The value of @class is the name of the QOM class.

@parent is the name of the QOM parent class.

@if and @features work as usual.

@config and @config-boxed work like command's @data and @boxed: they
specify the arguments of a (handwritten) C function.  For a command,
that's qmp_COMMAND_NAME(), for a class, it's CLASS_NAME_config().

If you embed a boxed argument type in the state struct,
CLASS_NAME_config() can be as simple as

    static bool CLASS_NAME_config(Object *obj, CLASS_NAME_Options *cfg,
                                  Error **errp)
    {
        obj->cfg = *cfg;
        return true;
    }

"class" implicitly defines a QAPI type 'qom-config:CLASS-NAME' to hold
its instance configuration, i.e. the product type of the class's @config
with its parent class's 'qom-config:PARENT-NAME'.  This is for use in
object-add's argument type ObjectOptions, and later in device-add's
QAPIfied argument type.

As long as we define the argument type of instance creation commands
like object-add manually in the QAPI schema, we need the instance
configuration to be a QAPI type.  Use of a name prefix like 'qom-config:
has no precedence in QAPI.  Better ideas welcome.

We could perhaps keep the type out of QAPI if we generated some more.
Whether that's worthwhile is unclear.

QOM classes provide a new method .instance_config() that consume their
instance configuration.  qmp_object_add() has to shunt configuration
data from ObjectOptions to the .instance_config() involved, i.e. the
class's and all its parents'.  Employs visitor wizardry.

Incremental QAPIfication of QOM instance configuration makes this
somewhat hairy.  Support for unconverted parent classes in particular:
first, the .instance_config consume their arguments from the visitor,
then what's left in the visitor gets consumed the old-fashioned way with
object_property_set().


= Check against critique of current state =

1. Configuration is now clearly separate from other QOM properties: it's
in the QAPI schema.

2. Configuration is now compile-time static: it's in the QAPI schema.
Restrictions like "must set property X before property Y" are no longer
possible.  Introspection is reliably complete.

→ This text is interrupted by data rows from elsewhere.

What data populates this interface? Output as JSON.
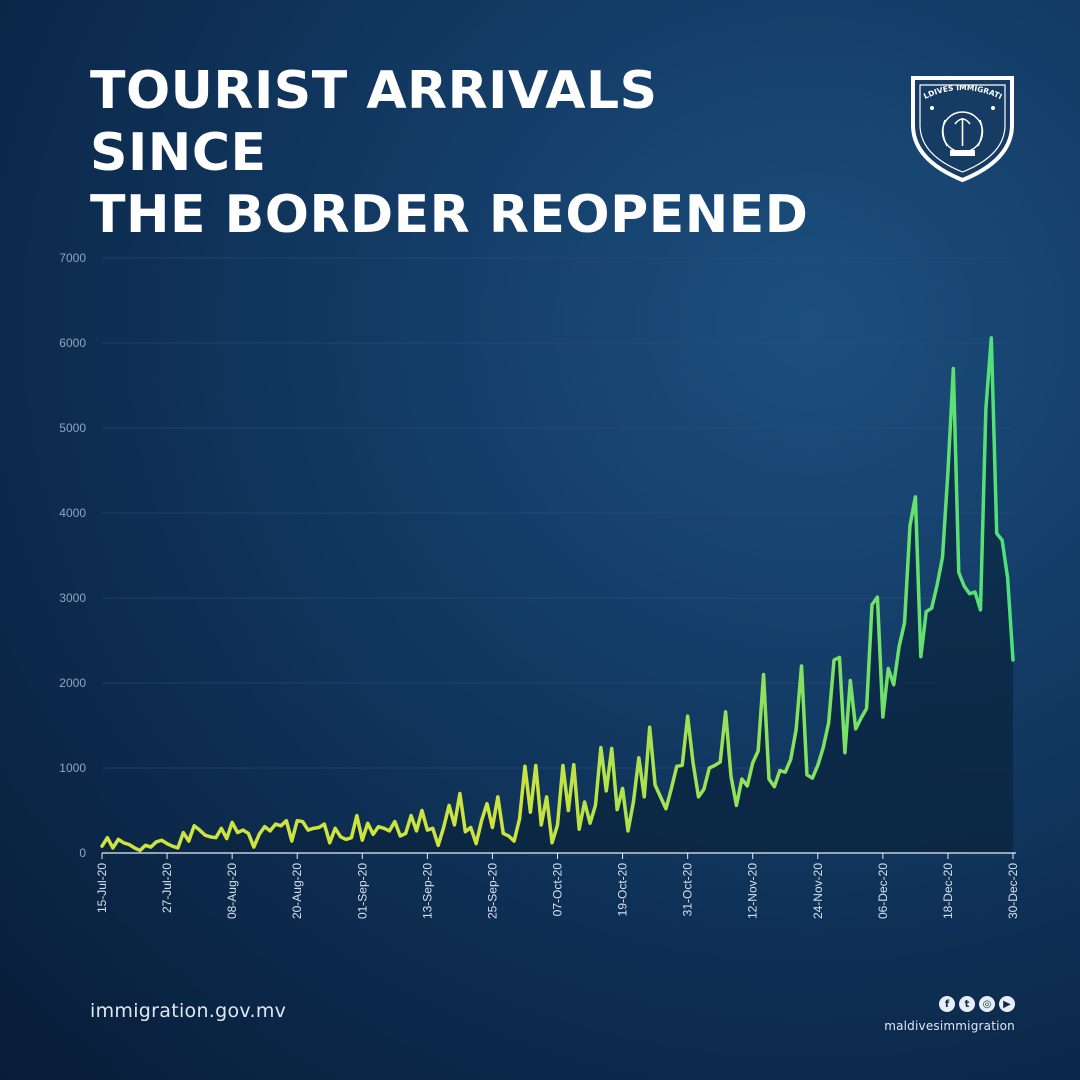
{
  "title_lines": [
    "TOURIST ARRIVALS SINCE",
    "THE BORDER REOPENED"
  ],
  "emblem": {
    "icon": "maldives-immigration-emblem-icon",
    "text": "MALDIVES IMMIGRATION"
  },
  "footer": {
    "url": "immigration.gov.mv",
    "handle": "maldivesimmigration",
    "social_icons": [
      "facebook-icon",
      "twitter-icon",
      "instagram-icon",
      "youtube-icon"
    ]
  },
  "colors": {
    "line_start": "#cde33f",
    "line_end": "#4ee07a",
    "grid": "#2a4f77",
    "tick_text": "#8fa6bd"
  },
  "chart_data": {
    "type": "area",
    "title": "TOURIST ARRIVALS SINCE THE BORDER REOPENED",
    "xlabel": "",
    "ylabel": "",
    "ylim": [
      0,
      7000
    ],
    "yticks": [
      0,
      1000,
      2000,
      3000,
      4000,
      5000,
      6000,
      7000
    ],
    "grid": true,
    "start_date": "15-Jul-20",
    "xtick_labels": [
      "15-Jul-20",
      "27-Jul-20",
      "08-Aug-20",
      "20-Aug-20",
      "01-Sep-20",
      "13-Sep-20",
      "25-Sep-20",
      "07-Oct-20",
      "19-Oct-20",
      "31-Oct-20",
      "12-Nov-20",
      "24-Nov-20",
      "06-Dec-20",
      "18-Dec-20",
      "30-Dec-20"
    ],
    "series": [
      {
        "values": [
          80,
          180,
          60,
          160,
          120,
          100,
          60,
          30,
          90,
          70,
          130,
          150,
          110,
          80,
          60,
          240,
          140,
          320,
          270,
          210,
          190,
          180,
          290,
          170,
          360,
          240,
          270,
          230,
          70,
          220,
          310,
          260,
          340,
          320,
          380,
          140,
          380,
          370,
          270,
          290,
          300,
          340,
          120,
          290,
          190,
          160,
          180,
          440,
          150,
          350,
          220,
          310,
          290,
          260,
          370,
          200,
          230,
          440,
          260,
          500,
          270,
          290,
          90,
          300,
          560,
          330,
          700,
          250,
          300,
          110,
          380,
          580,
          300,
          660,
          230,
          200,
          140,
          400,
          1020,
          480,
          1030,
          330,
          660,
          120,
          330,
          1030,
          500,
          1040,
          280,
          600,
          350,
          560,
          1240,
          730,
          1230,
          510,
          760,
          260,
          600,
          1120,
          660,
          1480,
          800,
          660,
          520,
          760,
          1020,
          1030,
          1610,
          1060,
          660,
          750,
          1000,
          1030,
          1070,
          1660,
          900,
          560,
          870,
          790,
          1060,
          1200,
          2100,
          870,
          780,
          970,
          950,
          1100,
          1450,
          2200,
          920,
          880,
          1030,
          1240,
          1530,
          2270,
          2300,
          1180,
          2030,
          1460,
          1590,
          1700,
          2920,
          3010,
          1600,
          2170,
          1980,
          2430,
          2710,
          3850,
          4190,
          2310,
          2840,
          2880,
          3150,
          3480,
          4480,
          5700,
          3300,
          3140,
          3050,
          3070,
          2860,
          5230,
          6060,
          3760,
          3680,
          3240,
          2270
        ]
      }
    ]
  }
}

3. The weakness of QOM introspection no longer matters, since we can use
query-qmp-schema instead.

4. Life cycle is out of scope.

5. Duplication around object-add is reduced (we drop the handwritten C
code), but not yet eliminated (we still need to add to both ObjectType
and ObjectOptions in the schema).  Further work seems desirable there,
and might be necessary to make full QAPIfication of device_add
practical.  We have more than 2000 devices...

6. We still convert configuration data back and forth.  I figure we
can't get rid of that as long as we need visitor wizardry.